Or, durant la nuit, Dieu vient briser cette belle logique. Par la parole adressée à Natan, il réaffirme certes la promesse - ce qui n'est pas la moindre des choses - mais en même temps il contrecarre les beaux plans du Roi. N'y a-t-il pas quelque chose qui vous a frappés à l'écoute de ce passage ? Plus de vingt fois en effet, le Seigneur y parle en " Je " (J'ai cheminé, je t'ai établi, j'ai été avec toi, j'ai abattu tes ennemis, etc.) Dieu est-il vexé, jaloux, soucieux de ses prérogatives pour insister ainsi lourdement sur ce qu'il a fait pour David, ou Dieu est-il tout simplement plus sage que les humains ?
Voyez-vous, une des caractéristiques de l'être humain, c'est que depuis la nuit des temps, il a toujours cherché à établir une relation avec la divinité. Souvent par peur, pour éviter les colères des dieux ou pour s'en attirer les bonnes grâces. David cherche lui aussi, par sa démarche, à s'attirer les faveurs de son Dieu. Derrière cette louable intention de construire un Temple pour le Seigneur, n'y a-t-il pas en fait une manière, peut-être inconsciente chez David, de vouloir plaire à Dieu, vouloir l'amadouer ou le contrôler ? Si l'on pouvait parquer Dieu dans son Temple, cela serait tellement plus simple et plus pratique. On l'aurait sous la main, à disposition en quelque sorte !

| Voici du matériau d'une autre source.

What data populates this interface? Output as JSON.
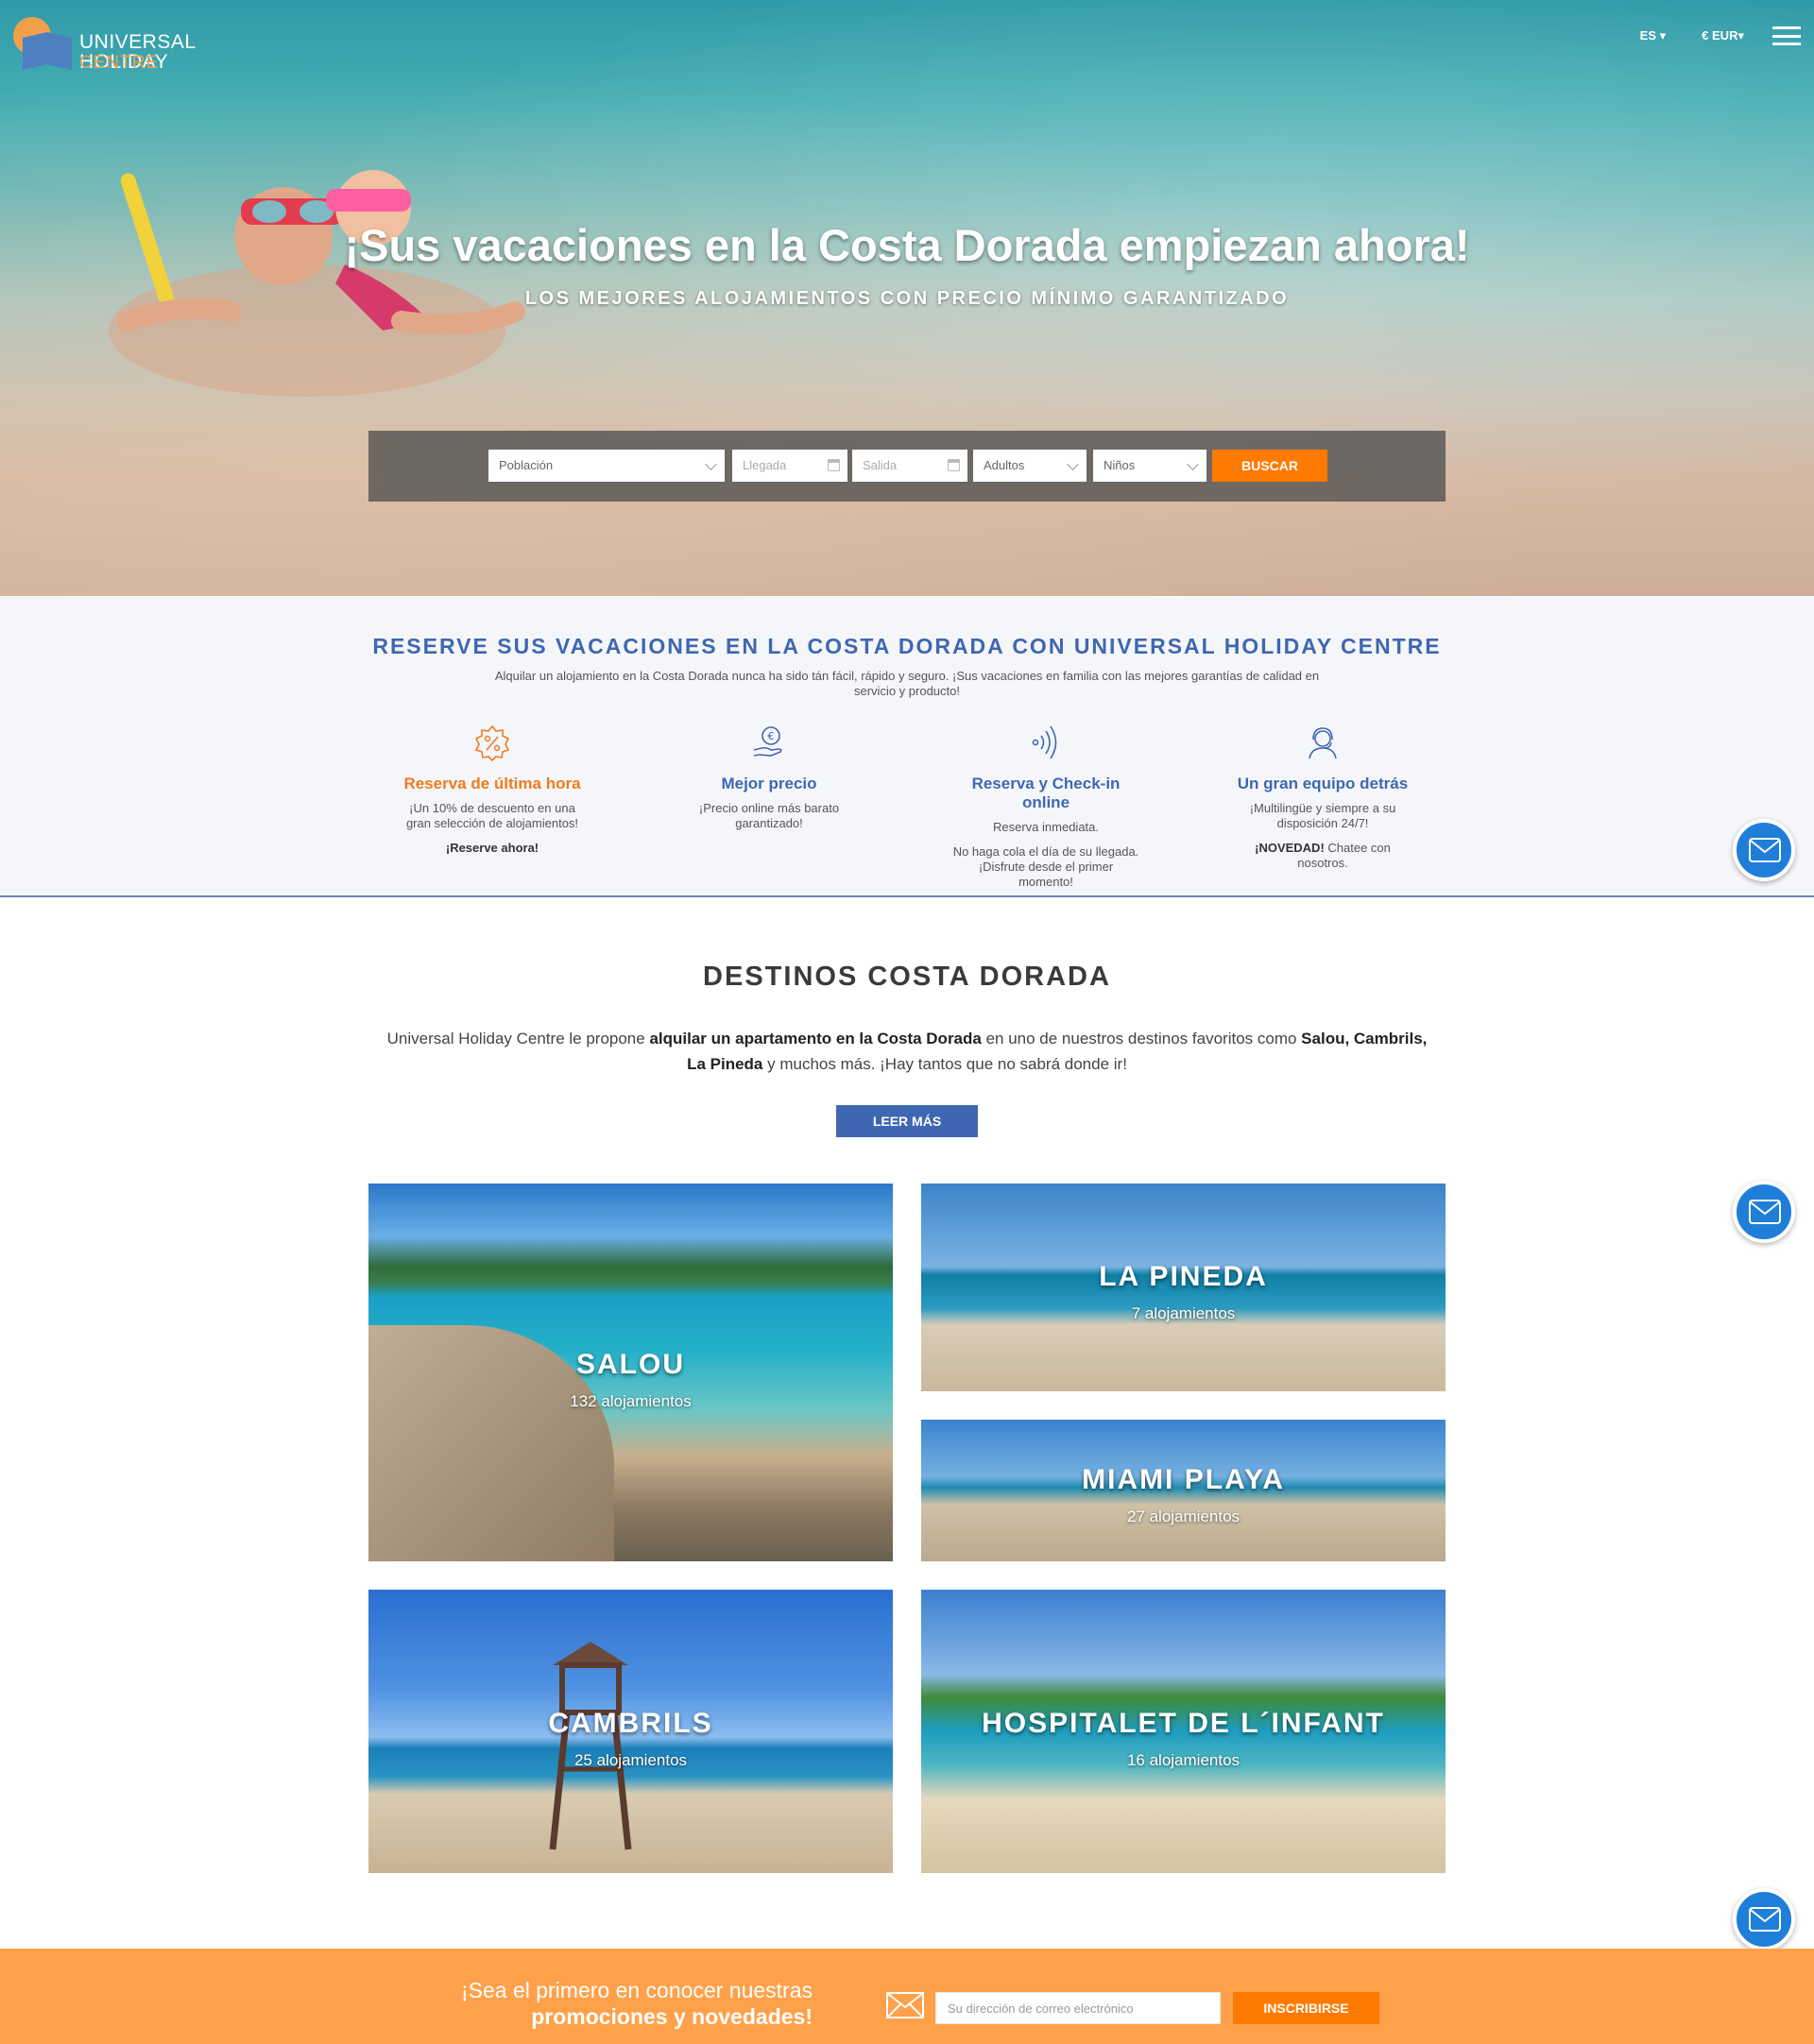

Mais voilà : toute la Bible est une longue histoire d'amour entre Dieu et nous les humains; une histoire qui chante cette relation faite de hauts et de bas, mais une relation ininterrompue depuis le premier homme. Dieu y est présenté comme un Dieu de relation. Certes Dieu aurait pu se suffire à lui-même, mais il a préféré entrer en relation avec nous, une relation qui n'est le fruit d'aucune obligation, d'aucune nécessité ni d'un marchandage que nous aurions obtenu par nos sacrifices ou nos mérites. Elle est simplement le fruit de son amour, librement consenti. Je n'ai donc pas à craindre Dieu, encore moins à chercher à l'amadouer pour éviter les foudres de son destin implacable. Dieu me veut du bien. Un point c'est tout ! Il écoute mes prières, il comprend mes besoins, mais il n'est pas pour autant à ma disposition. C'est là toute la nuance !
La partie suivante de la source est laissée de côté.